11 membres, zéro surprise : le Congrès tranche vite

Deux semaines après des tractations en coulisses, les lignes politiques se figent enfin.
Au Congrès, l’heure n’est plus aux discours, mais aux décisions concrètes pour gouverner.
Un vote rapide, reflet d’un accord déjà scellé
Ce mardi 21 juillet, les 54 élus du Congrès de la Nouvelle-Calédonie étaient réunis pour une première séance dite législative. À l’ordre du jour, un point clé, mais sans suspense : fixer le nombre de membres du futur gouvernement.
Sans surprise, la délibération déposée le 15 juillet a été adoptée à l’unanimité, entérinant un exécutif composé de onze membres. Un choix loin d’être improvisé, puisqu’il résulte d’un accord politique préalable entre les différents groupes représentés dans l’hémicycle.
Ce vote, qualifié d’expéditif, n’a fait que confirmer une décision déjà actée en amont. Une méthode qui illustre une réalité politique locale : les arbitrages majeurs se jouent en coulisses, bien avant leur validation officielle.
Dans un contexte institutionnel fragile, cette unanimité affichée permet néanmoins d’envoyer un signal de stabilité. Mais elle interroge aussi sur la place réelle du débat public dans les décisions structurantes.
Onze membres : un choix politique et stratégique assumé
Le choix du nombre maximal, fixé par la loi organique entre cinq et onze membres, n’est pas anodin. Depuis 1999, la Nouvelle-Calédonie a presque systématiquement opté pour cette configuration.
Pour les responsables politiques, ce format garantit une représentation équilibrée des forces en présence, tout en permettant de dégager une majorité claire, fixée à six membres.
Christopher Gygès, en charge de l’économie, l’a rappelé sans détour : la priorité reste le redressement du territoire. Selon lui, le nombre de membres ne relève pas d’un calcul politicien, mais d’une nécessité liée aux compétences à gérer.

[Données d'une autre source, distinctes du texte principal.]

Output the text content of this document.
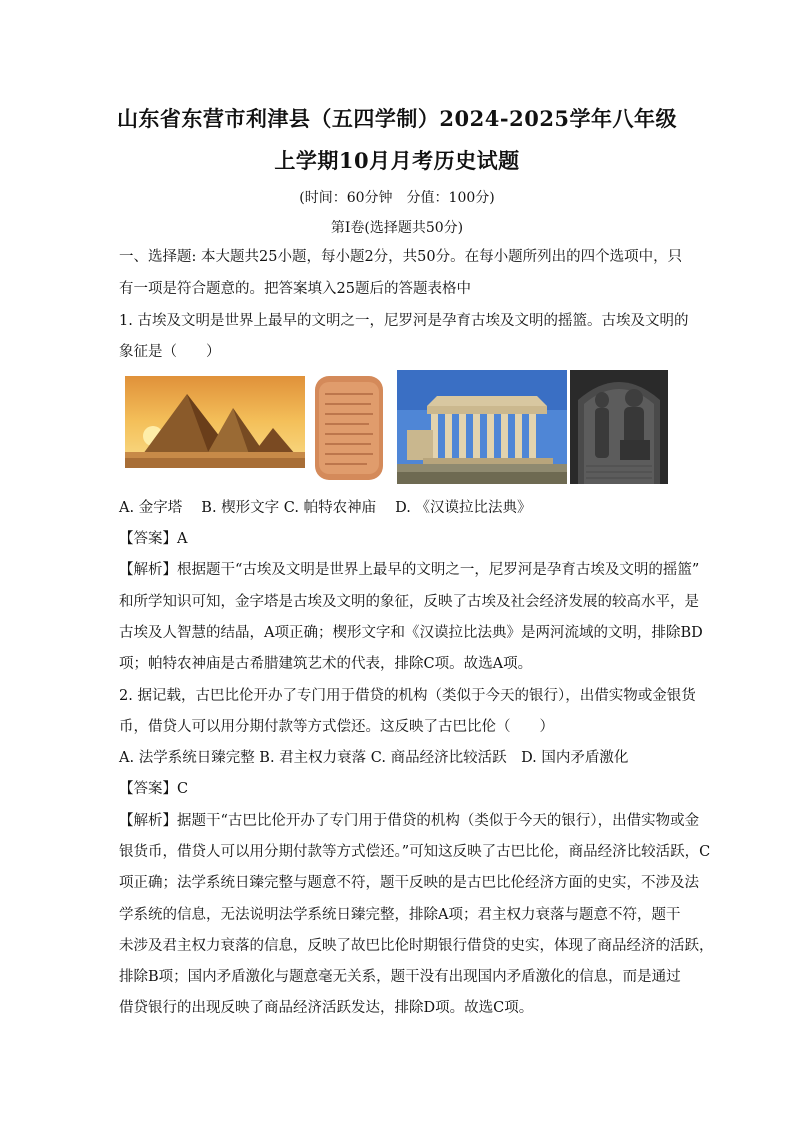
山东省东营市利津县（五四学制）2024-2025学年八年级
上学期10月月考历史试题
(时间：60分钟　分值：100分)
第Ⅰ卷(选择题共50分)
一、选择题: 本大题共25小题，每小题2分，共50分。在每小题所列出的四个选项中，只
有一项是符合题意的。把答案填入25题后的答题表格中
1. 古埃及文明是世界上最早的文明之一，尼罗河是孕育古埃及文明的摇篮。古埃及文明的
象征是（　　）
A. 金字塔　 B. 楔形文字 C. 帕特农神庙　 D. 《汉谟拉比法典》
【答案】A
【解析】根据题干“古埃及文明是世界上最早的文明之一，尼罗河是孕育古埃及文明的摇篮”
和所学知识可知，金字塔是古埃及文明的象征，反映了古埃及社会经济发展的较高水平，是
古埃及人智慧的结晶，A项正确；楔形文字和《汉谟拉比法典》是两河流域的文明，排除BD
项；帕特农神庙是古希腊建筑艺术的代表，排除C项。故选A项。
2. 据记载，古巴比伦开办了专门用于借贷的机构（类似于今天的银行），出借实物或金银货
币，借贷人可以用分期付款等方式偿还。这反映了古巴比伦（　　）
A. 法学系统日臻完整 B. 君主权力衰落 C. 商品经济比较活跃　D. 国内矛盾激化
【答案】C
【解析】据题干“古巴比伦开办了专门用于借贷的机构（类似于今天的银行），出借实物或金
银货币，借贷人可以用分期付款等方式偿还。”可知这反映了古巴比伦，商品经济比较活跃，C
项正确；法学系统日臻完整与题意不符，题干反映的是古巴比伦经济方面的史实，不涉及法
学系统的信息，无法说明法学系统日臻完整，排除A项；君主权力衰落与题意不符，题干
未涉及君主权力衰落的信息，反映了故巴比伦时期银行借贷的史实，体现了商品经济的活跃，
排除B项；国内矛盾激化与题意毫无关系，题干没有出现国内矛盾激化的信息，而是通过
借贷银行的出现反映了商品经济活跃发达，排除D项。故选C项。
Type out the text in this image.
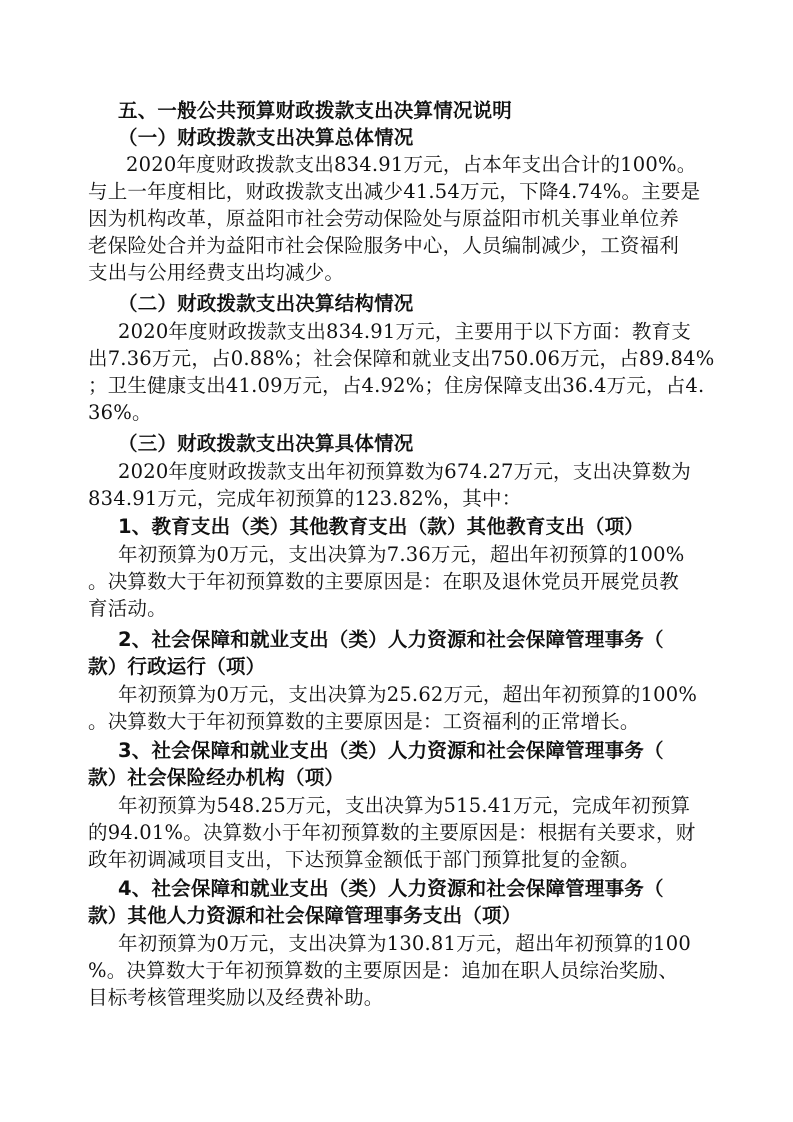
五、一般公共预算财政拨款支出决算情况说明
（一）财政拨款支出决算总体情况
2020年度财政拨款支出834.91万元，占本年支出合计的100%。
与上一年度相比，财政拨款支出减少41.54万元，下降4.74%。主要是
因为机构改革，原益阳市社会劳动保险处与原益阳市机关事业单位养
老保险处合并为益阳市社会保险服务中心，人员编制减少，工资福利
支出与公用经费支出均减少。
（二）财政拨款支出决算结构情况
2020年度财政拨款支出834.91万元，主要用于以下方面：教育支
出7.36万元，占0.88%；社会保障和就业支出750.06万元，占89.84%
；卫生健康支出41.09万元，占4.92%；住房保障支出36.4万元，占4.
36%。
（三）财政拨款支出决算具体情况
2020年度财政拨款支出年初预算数为674.27万元，支出决算数为
834.91万元，完成年初预算的123.82%，其中：
1、教育支出（类）其他教育支出（款）其他教育支出（项）
年初预算为0万元，支出决算为7.36万元，超出年初预算的100%
。决算数大于年初预算数的主要原因是：在职及退休党员开展党员教
育活动。
2、社会保障和就业支出（类）人力资源和社会保障管理事务（
款）行政运行（项）
年初预算为0万元，支出决算为25.62万元，超出年初预算的100%
。决算数大于年初预算数的主要原因是：工资福利的正常增长。
3、社会保障和就业支出（类）人力资源和社会保障管理事务（
款）社会保险经办机构（项）
年初预算为548.25万元，支出决算为515.41万元，完成年初预算
的94.01%。决算数小于年初预算数的主要原因是：根据有关要求，财
政年初调减项目支出，下达预算金额低于部门预算批复的金额。
4、社会保障和就业支出（类）人力资源和社会保障管理事务（
款）其他人力资源和社会保障管理事务支出（项）
年初预算为0万元，支出决算为130.81万元，超出年初预算的100
%。决算数大于年初预算数的主要原因是：追加在职人员综治奖励、
目标考核管理奖励以及经费补助。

Même son de cloche du côté de Pierre-Chanel Tutugoro, pour qui le fonctionnement à onze favorise la collégialité et l’efficacité décisionnelle. Un argument central dans un système où l’équilibre politique est permanent.
Dans les faits, cette configuration permet aussi de répartir les postes entre les différentes sensibilités. Les projections évoquent une répartition avec cinq sièges pour les formations loyalistes, plusieurs pour Kanaky NC et une présence pour l’UNI et l’Éveil océanien.
Un équilibre fragile, mais indispensable pour éviter les blocages institutionnels qui ont marqué les précédentes mandatures.
Une étape clé avant l’élection du 31 juillet
Avec ce vote, le processus institutionnel entre dans sa phase décisive. Les groupes politiques disposent désormais de quelques jours pour déposer leurs listes de candidats, avant la date limite fixée au 31 juillet.
Chaque formation pourra proposer une liste élargie, les membres du gouvernement étant élus à la proportionnelle à la plus forte moyenne. Un système qui impose des alliances et renforce la logique de compromis.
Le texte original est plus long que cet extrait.